Adhik Joshi · Answer 9 · Sat Jul 08 2023 21:19:10 GMT+0800 (China Standard Time)

Anyone got it working?

Bagheera · Answer 10 · Wed Jul 19 2023 08:24:43 GMT+0800 (China Standard Time)

@damian0815 @patrickvonplaten it seems like num_inference_per_prompt is incorrectly handled.

from compel import Compel, ReturnedEmbeddingsType
from diffusers import DiffusionPipeline
import torch

pipeline = DiffusionPipeline.from_pretrained("stabilityai/stable-diffusion-xl-base-0.9", use_safetensors=True, torch_dtype=torch.float16).to("cuda")
compel = Compel(truncate_long_prompts=False, tokenizer=[pipeline.tokenizer, pipeline.tokenizer_2] , text_encoder=[pipeline.text_encoder, pipeline.text_encoder_2], returned_embeddings_type=ReturnedEmbeddingsType.PENULTIMATE_HIDDEN_STATES_NON_NORMALIZED, requires_pooled=[False, True])
# upweight "ball"
prompt = "a cat playing with a ball++ in the forest"
conditioning, pooled = compel(prompt)
# generate image
image = pipeline(prompt_embeds=conditioning, pooled_prompt_embeds=pooled, num_inference_steps=30, num_images_per_prompt=4).images[0]

output:

The size of tensor a (14400) must match the size of tensor b (3600) at non-singleton dimension 1

I am clever enough to realise that this is 3600 * 4 = 14400

I tried to make a [list] of prompts, as I saw that the tensors would be concatenated when they are submitted in this way. However the same error occurs.

Bagheera · Answer 11 · Wed Jul 19 2023 08:39:53 GMT+0800 (China Standard Time)

if I produce compel([prompt] * batch_size) embeds and pass them with num_images_per_prompt=1 then I get a working result with multiple images! interesting. the other pipelines aren't like that, i assume the pipeline needs a issue report?

Self · Answer 12 · Sat Jul 29 2023 02:21:28 GMT+0800 (China Standard Time)

Question regarding long prompts+ negative prompts for SDXL and the use of the Refiner in combination with Compel:

1: on build_conditioning_tensor and pad_conditioning_tensors_to_same_length

Here is some older SD1.5 code, Is pad_conditioning_tensors_to_same_length still needed? Would I need to chunk up long prompts to prevent truncation somehow using SDXL or does truncate_long_prompts=False handle everything and I don't have to do anything?

conditioning = compel.build_conditioning_tensor(prompt)
negative_conditioning = compel.build_conditioning_tensor(negative_prompt)
conditioning, negative_conditioning = compel.pad_conditioning_tensors_to_same_length([conditioning, negative_conditioning])

2: on Refiner Usage

Sorry if this has been stated already: The pooled prompt embeds seem to be needed for the Refiner too ? I see some prototype code above by @bghira , I wonder if this is working?

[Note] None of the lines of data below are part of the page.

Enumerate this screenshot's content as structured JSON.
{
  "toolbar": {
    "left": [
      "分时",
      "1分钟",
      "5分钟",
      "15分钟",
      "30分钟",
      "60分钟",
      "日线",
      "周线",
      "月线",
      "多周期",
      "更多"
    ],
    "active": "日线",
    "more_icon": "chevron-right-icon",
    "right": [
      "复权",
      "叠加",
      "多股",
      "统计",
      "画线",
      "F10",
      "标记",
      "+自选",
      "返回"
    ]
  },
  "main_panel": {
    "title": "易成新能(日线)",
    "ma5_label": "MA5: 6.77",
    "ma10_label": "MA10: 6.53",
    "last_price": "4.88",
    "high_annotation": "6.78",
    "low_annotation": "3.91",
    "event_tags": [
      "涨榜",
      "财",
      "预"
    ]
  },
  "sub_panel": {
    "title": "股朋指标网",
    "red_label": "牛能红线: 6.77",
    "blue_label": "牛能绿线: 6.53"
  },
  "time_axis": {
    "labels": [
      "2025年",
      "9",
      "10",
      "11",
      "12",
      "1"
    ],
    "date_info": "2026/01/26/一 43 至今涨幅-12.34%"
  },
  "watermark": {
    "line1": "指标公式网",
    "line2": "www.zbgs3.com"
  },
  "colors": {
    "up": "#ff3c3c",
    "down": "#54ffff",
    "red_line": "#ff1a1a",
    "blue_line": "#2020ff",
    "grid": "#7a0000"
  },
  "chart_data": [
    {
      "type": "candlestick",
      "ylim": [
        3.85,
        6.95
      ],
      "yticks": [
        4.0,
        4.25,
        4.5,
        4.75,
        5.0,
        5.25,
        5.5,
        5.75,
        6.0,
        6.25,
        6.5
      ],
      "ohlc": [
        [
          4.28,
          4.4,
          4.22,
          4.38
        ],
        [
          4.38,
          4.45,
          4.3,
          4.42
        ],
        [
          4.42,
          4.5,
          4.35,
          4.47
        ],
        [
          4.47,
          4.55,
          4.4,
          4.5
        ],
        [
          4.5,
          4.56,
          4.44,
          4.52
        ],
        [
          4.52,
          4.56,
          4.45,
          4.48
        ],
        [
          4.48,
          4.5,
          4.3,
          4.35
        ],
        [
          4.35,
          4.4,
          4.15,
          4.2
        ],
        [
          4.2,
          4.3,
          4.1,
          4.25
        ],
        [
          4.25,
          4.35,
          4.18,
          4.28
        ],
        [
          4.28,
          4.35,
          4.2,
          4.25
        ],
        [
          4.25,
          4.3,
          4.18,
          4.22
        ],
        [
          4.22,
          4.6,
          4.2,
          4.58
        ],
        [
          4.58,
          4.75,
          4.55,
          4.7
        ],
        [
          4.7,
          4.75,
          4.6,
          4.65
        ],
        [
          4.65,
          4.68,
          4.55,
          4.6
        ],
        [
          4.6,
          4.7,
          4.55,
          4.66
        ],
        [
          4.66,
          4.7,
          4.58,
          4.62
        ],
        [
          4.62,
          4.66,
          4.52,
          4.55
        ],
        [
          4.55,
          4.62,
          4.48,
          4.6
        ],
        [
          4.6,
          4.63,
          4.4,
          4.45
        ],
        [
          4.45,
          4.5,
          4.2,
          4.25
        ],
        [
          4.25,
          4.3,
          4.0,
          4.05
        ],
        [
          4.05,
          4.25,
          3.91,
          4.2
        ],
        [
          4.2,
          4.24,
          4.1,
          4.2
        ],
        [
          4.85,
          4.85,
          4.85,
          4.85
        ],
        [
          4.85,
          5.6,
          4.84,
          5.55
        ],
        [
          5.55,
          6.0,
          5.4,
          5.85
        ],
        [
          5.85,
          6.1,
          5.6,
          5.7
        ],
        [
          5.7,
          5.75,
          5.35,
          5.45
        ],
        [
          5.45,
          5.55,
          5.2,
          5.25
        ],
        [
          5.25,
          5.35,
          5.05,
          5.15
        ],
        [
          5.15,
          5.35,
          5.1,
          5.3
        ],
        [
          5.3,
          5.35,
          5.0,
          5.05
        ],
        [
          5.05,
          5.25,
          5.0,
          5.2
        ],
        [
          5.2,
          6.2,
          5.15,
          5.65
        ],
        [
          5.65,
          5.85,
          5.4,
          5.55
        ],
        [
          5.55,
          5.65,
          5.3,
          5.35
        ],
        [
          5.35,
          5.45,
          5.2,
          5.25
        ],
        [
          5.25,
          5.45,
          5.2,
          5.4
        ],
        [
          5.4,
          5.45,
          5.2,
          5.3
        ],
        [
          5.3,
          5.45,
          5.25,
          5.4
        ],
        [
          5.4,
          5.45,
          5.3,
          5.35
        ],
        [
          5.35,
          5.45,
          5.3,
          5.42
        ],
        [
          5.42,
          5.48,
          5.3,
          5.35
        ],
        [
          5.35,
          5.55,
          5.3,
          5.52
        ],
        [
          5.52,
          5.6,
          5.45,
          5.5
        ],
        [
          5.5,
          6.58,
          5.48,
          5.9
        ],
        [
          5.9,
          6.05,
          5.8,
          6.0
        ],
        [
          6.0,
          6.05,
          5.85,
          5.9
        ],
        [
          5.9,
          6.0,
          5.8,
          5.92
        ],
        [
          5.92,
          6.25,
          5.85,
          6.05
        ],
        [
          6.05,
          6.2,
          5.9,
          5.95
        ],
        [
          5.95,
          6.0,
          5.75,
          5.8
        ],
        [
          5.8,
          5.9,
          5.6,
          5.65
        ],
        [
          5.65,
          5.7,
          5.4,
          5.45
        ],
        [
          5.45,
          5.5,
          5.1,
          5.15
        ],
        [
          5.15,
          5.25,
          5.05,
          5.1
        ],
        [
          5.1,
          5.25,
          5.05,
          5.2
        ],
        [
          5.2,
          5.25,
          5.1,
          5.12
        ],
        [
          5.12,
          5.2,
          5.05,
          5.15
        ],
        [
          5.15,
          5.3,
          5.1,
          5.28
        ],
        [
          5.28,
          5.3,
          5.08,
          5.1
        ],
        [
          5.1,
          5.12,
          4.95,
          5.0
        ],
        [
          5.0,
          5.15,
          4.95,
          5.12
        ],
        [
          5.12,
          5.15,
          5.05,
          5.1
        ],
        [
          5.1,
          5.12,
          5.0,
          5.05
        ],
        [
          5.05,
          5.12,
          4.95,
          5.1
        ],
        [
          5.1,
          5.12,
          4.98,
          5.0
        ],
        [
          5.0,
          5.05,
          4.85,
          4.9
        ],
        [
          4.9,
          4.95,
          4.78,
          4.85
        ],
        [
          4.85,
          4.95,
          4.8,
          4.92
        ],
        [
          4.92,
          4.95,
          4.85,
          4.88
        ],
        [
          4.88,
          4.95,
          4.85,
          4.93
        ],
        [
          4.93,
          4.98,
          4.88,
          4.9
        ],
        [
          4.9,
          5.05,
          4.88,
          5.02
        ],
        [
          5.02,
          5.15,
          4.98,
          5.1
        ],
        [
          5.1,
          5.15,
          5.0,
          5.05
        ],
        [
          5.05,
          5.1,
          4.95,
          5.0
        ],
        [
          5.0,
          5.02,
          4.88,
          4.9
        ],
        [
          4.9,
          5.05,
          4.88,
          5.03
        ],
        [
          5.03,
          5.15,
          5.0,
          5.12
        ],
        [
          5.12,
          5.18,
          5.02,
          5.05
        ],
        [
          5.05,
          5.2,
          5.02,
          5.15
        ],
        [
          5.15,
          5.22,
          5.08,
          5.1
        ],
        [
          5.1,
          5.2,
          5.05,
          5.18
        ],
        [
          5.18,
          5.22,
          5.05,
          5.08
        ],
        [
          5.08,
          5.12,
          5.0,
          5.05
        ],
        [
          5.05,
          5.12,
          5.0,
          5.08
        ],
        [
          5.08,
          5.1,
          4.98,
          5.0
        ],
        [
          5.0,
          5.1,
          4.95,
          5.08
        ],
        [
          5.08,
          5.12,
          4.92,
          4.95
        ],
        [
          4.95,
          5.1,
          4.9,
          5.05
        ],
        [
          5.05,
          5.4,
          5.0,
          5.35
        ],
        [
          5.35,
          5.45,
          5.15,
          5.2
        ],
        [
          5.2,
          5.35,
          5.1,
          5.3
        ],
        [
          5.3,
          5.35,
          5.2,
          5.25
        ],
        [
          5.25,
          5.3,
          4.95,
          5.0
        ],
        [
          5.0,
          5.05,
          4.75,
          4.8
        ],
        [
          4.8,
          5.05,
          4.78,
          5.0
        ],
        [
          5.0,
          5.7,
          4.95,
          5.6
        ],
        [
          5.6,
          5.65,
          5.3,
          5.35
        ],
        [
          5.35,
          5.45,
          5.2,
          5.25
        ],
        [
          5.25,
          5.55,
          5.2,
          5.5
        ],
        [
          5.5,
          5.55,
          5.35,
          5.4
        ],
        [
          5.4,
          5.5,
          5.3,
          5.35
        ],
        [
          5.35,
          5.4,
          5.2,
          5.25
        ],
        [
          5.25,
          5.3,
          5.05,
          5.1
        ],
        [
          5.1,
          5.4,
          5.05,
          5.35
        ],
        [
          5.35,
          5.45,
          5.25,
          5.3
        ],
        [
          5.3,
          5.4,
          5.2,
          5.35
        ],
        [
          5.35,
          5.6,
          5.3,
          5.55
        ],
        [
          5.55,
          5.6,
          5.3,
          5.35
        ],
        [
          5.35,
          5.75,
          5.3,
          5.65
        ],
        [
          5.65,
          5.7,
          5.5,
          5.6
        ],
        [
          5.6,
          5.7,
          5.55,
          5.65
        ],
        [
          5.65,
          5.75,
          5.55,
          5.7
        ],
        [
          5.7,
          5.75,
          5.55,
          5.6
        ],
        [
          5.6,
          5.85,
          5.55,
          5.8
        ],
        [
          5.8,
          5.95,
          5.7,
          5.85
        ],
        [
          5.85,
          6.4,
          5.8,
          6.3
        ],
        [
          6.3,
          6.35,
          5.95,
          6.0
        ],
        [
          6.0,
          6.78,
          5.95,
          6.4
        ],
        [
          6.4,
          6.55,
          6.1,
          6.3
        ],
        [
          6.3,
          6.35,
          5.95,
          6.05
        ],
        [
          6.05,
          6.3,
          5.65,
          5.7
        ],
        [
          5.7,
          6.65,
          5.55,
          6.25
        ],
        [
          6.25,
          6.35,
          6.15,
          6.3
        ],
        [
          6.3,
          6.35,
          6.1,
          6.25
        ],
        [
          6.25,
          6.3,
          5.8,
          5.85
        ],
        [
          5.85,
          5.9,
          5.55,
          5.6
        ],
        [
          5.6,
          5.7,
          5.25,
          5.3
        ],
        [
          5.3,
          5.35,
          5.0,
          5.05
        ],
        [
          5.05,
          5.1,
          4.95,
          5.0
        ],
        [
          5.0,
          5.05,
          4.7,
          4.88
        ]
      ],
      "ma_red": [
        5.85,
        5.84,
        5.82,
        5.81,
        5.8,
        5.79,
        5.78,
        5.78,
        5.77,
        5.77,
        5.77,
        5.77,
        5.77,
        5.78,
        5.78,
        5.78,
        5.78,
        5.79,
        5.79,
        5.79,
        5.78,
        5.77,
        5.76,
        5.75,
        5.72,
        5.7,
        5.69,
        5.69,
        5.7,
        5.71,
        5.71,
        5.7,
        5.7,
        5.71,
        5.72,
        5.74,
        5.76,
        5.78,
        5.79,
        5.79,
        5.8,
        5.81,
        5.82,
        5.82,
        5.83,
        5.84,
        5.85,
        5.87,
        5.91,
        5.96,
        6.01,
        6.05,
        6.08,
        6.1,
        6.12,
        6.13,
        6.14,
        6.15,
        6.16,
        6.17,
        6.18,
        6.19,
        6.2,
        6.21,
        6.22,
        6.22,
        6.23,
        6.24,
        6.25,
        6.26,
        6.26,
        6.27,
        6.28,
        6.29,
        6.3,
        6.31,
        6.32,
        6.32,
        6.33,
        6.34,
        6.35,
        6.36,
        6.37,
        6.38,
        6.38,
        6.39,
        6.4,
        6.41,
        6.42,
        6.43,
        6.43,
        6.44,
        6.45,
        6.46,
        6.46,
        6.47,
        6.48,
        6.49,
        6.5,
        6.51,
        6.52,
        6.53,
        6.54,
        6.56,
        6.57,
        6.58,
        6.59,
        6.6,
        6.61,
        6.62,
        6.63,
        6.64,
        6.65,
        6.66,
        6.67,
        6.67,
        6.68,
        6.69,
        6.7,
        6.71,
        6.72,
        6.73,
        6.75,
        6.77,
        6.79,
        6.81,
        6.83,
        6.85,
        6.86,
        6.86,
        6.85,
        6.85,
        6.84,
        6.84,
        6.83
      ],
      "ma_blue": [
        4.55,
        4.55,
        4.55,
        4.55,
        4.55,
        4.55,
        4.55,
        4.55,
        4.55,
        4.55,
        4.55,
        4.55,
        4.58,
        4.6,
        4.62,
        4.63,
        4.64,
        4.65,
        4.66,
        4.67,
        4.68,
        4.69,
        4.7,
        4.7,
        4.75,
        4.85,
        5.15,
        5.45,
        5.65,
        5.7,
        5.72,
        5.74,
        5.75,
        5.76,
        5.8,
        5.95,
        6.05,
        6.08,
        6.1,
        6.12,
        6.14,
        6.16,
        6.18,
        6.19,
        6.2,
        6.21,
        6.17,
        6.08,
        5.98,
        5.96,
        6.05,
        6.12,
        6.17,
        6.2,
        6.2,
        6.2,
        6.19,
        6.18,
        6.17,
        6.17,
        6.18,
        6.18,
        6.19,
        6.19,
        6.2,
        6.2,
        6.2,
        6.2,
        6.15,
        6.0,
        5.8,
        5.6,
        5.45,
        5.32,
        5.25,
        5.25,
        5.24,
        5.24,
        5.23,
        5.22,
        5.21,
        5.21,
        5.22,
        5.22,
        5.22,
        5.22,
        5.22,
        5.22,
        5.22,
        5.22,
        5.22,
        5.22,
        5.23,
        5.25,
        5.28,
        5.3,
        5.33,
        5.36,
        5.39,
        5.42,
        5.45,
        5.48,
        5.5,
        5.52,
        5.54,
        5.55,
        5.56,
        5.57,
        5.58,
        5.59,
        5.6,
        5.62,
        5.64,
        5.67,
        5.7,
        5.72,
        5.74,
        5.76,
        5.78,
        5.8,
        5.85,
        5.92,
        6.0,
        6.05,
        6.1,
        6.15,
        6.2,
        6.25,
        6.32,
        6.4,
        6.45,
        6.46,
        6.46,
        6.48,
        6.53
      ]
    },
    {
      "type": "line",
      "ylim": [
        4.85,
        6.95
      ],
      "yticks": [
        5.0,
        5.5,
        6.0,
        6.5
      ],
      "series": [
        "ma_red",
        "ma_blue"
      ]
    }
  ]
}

Is it possible to have a short documentation on how to use the refiner + base model with very long prompts ?

The below was just a naive guess from me how and seems to work, using the tokenizer of the base model, or should I use the one from the refiner or doesn't it make a difference? The use of text_encoder_2=pipeline.text_encoder_2 in the refiner definition suggests that they are indeed the same:

from diffusers import DiffusionPipeline
import torch
from compel import Compel, ReturnedEmbeddingsType


use_refiner = True

pipeline = DiffusionPipeline.from_pretrained(
    "stabilityai/stable-diffusion-xl-base-1.0", torch_dtype=torch.float16, variant="fp16", use_safetensors=True
)
pipeline.to("cuda")

refiner = DiffusionPipeline.from_pretrained(
    "stabilityai/stable-diffusion-xl-refiner-1.0",
    text_encoder_2=pipeline.text_encoder_2,
    vae=pipeline.vae,
    torch_dtype=torch.float16,
    use_safetensors=True,
    variant="fp16",
)
refiner.to("cuda")

compel = Compel(truncate_long_prompts=False, tokenizer=[pipeline.tokenizer, pipeline.tokenizer_2] , text_encoder=[pipeline.text_encoder, pipeline.text_encoder_2], returned_embeddings_type=ReturnedEmbeddingsType.PENULTIMATE_HIDDEN_STATES_NON_NORMALIZED, requires_pooled=[False, True])

compel_refiner = Compel(truncate_long_prompts=False, tokenizer=pipeline.tokenizer_2 , text_encoder=pipeline.text_encoder_2, returned_embeddings_type=ReturnedEmbeddingsType.PENULTIMATE_HIDDEN_STATES_NON_NORMALIZED, requires_pooled=[False, True])



conditioning_refiner, refiner_pooled_positive  = compel_refiner(prompt)
negative_conditioning_refiner , refiner_pooled_negative = compel_refiner(negative_prompt)


image_base = pipeline(prompt_embeds=conditioning, negative_prompt_embeds=negative_conditioning, pooled_prompt_embeds=pooled, negative_pooled_prompt_embeds=negative_pooled, num_inference_steps=30, output_type="latent" if use_refiner else "pil").images[0]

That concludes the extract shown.